From her standpoint, too, FX re-recording mixer Behlmer suggests, “More replaced dialog gives me a little more leeway. It allows more of the effects to be used because they’re not provided in the production tracks, and it creates greater width and space in the track because when you’ve got a heavy production track, it tends to suck all the sound into the middle. When you don’t have that, you have a greater sense of space and your surrounds play better and clearer, so it’s a good opportunity.”
Pashley says that Behlmer made a complete separate predub of the 5.1 atmospheres he’d recorded “because it’s such an important element,” Pashley says. “As I’ve said, we’re almost treating the land as a real character; it needed a predub based around it like it was a single character, almost like it’s a dialog track.”
And though the atmospheres that Pashley provided were rich and detailed, there was still plenty of room for Behlmer to get creative, adding more stereo atmospheres, touches of reverb, synth tones, different winds or other evocative elements to individual scenes. “I’m still using a [Lexicon] 960,” she says, “and I’m using a couple of synthesizers to enhance the low end to the boom channel and even in the mains a little bit to give size and weight to it, like in the cattle stampede, which is a great scene where you really want to feel what’s going on up on the screen.”
Behlmer also notes that “the film has a theme of mysticism and spirituality that runs through it — with the aborigine characters — and in some of those scenes, the sound treatments are sort of surreal and we’re trying to give those situations more of a magical feel, using ambiences in interesting and unusual ways. There are mysterious characters who have their own special signature sound, and situations where the world sort of goes away and we’re focused on an event in an interesting way.” Including the bombing of Darwin, which could have been handled as a straightforward munitions extravaganza, a lá the film Pearl Harbor, but which Luhrmann has chosen to depict partially from the far-off perspective of aboriginal natives seeing what was once exclusively their homeland destroyed from a distance.

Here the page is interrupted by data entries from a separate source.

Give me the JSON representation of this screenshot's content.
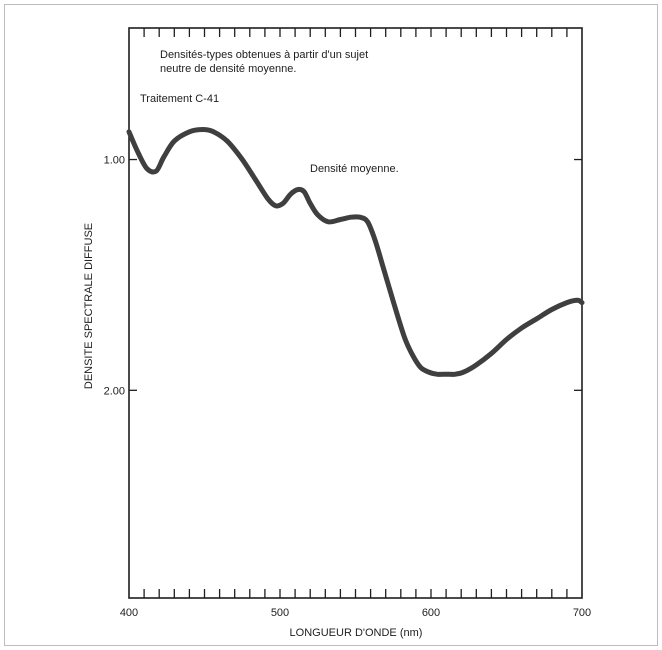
{
  "chart_data": {
    "type": "line",
    "title": "",
    "annotations": {
      "description_line1": "Densités-types obtenues à partir d'un sujet",
      "description_line2": "neutre de densité moyenne.",
      "process": "Traitement C-41",
      "curve_label": "Densité moyenne."
    },
    "xlabel": "LONGUEUR D'ONDE (nm)",
    "ylabel": "DENSITE SPECTRALE DIFFUSE",
    "xlim": [
      400,
      700
    ],
    "ylim": [
      2.9,
      0.43
    ],
    "y_inverted": true,
    "x_ticks": [
      400,
      500,
      600,
      700
    ],
    "x_tick_labels": [
      "400",
      "500",
      "600",
      "700"
    ],
    "y_ticks": [
      1.0,
      2.0
    ],
    "y_tick_labels": [
      "1.00",
      "2.00"
    ],
    "grid": false,
    "series": [
      {
        "name": "",
        "x": [
          400,
          406,
          412,
          418,
          423,
          430,
          440,
          449,
          456,
          465,
          475,
          485,
          492,
          497,
          502,
          507,
          512,
          516,
          520,
          525,
          532,
          540,
          547,
          553,
          558,
          563,
          568,
          573,
          578,
          583,
          588,
          593,
          598,
          604,
          610,
          616,
          622,
          630,
          640,
          650,
          660,
          670,
          680,
          690,
          697,
          700
        ],
        "y": [
          0.88,
          0.97,
          1.04,
          1.05,
          0.99,
          0.92,
          0.88,
          0.87,
          0.88,
          0.92,
          1.0,
          1.1,
          1.17,
          1.2,
          1.19,
          1.15,
          1.13,
          1.14,
          1.19,
          1.24,
          1.27,
          1.26,
          1.25,
          1.25,
          1.27,
          1.35,
          1.46,
          1.57,
          1.68,
          1.78,
          1.85,
          1.9,
          1.92,
          1.93,
          1.93,
          1.93,
          1.92,
          1.89,
          1.84,
          1.78,
          1.73,
          1.69,
          1.65,
          1.62,
          1.61,
          1.62
        ]
      }
    ]
  }
}
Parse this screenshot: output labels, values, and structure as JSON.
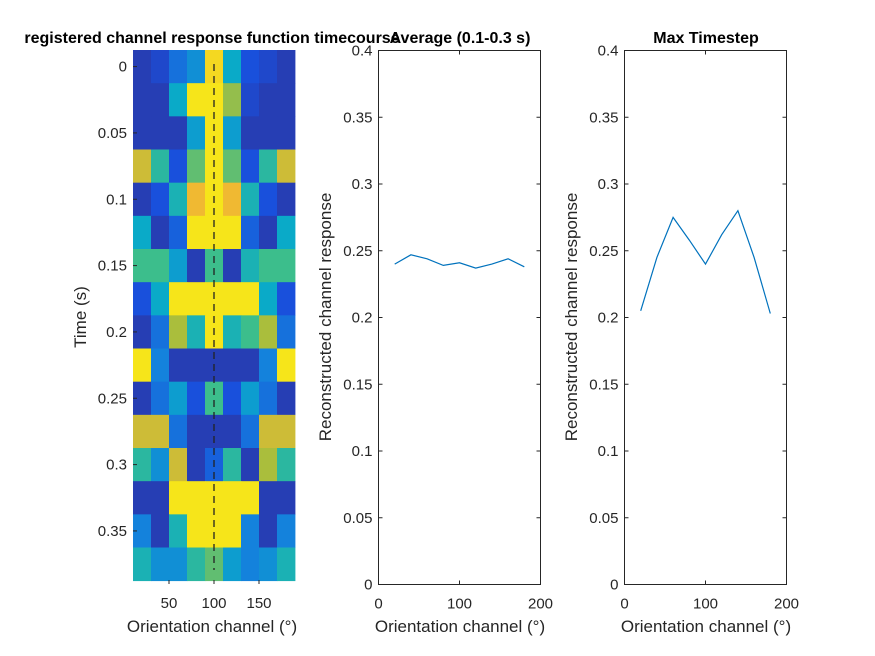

In an informative podcast on the official www.australiamovie.com Website, Luhrmann also weighed in on the importance of the creative use of the ambience tracks: “Layering that atmosphere is very important. In a naturalistic sense, you might just reproduce what’s there [visible in the scene]. But it can [also] be employed to create drama. For example, in a scene where, say, Lady Sarah Ashley is inside her bedroom, she can hear noises outside, but the dominant sound is [the aborigine known as] King George chanting, and there’s also the night sound of the crickets and the feeling that the world is vast and broad and she’s a tiny person in this huge space.”
When the interviews for this article were conducted at the end of September, there was still a long way to go in the post process, including layering in David Hirschfelder’s score — which Nelson describes as “a mixture of classical orchestral and a really interesting weaving of aboriginal music” — and the overall final mix. But it was clear from speaking to some of the sound principals that Luhrmann has achieved something special with this thoughtful and involving paean to his native land.
Nelson says, “There’s something about this film that is refreshingly nostalgic — I don’t like the word ‘throw-back’ because it’s not that. But it’s great storytelling in the classic sense. It’s a way of taking you to a place you normally wouldn’t experience. It accomplishes what the great movies have always done.”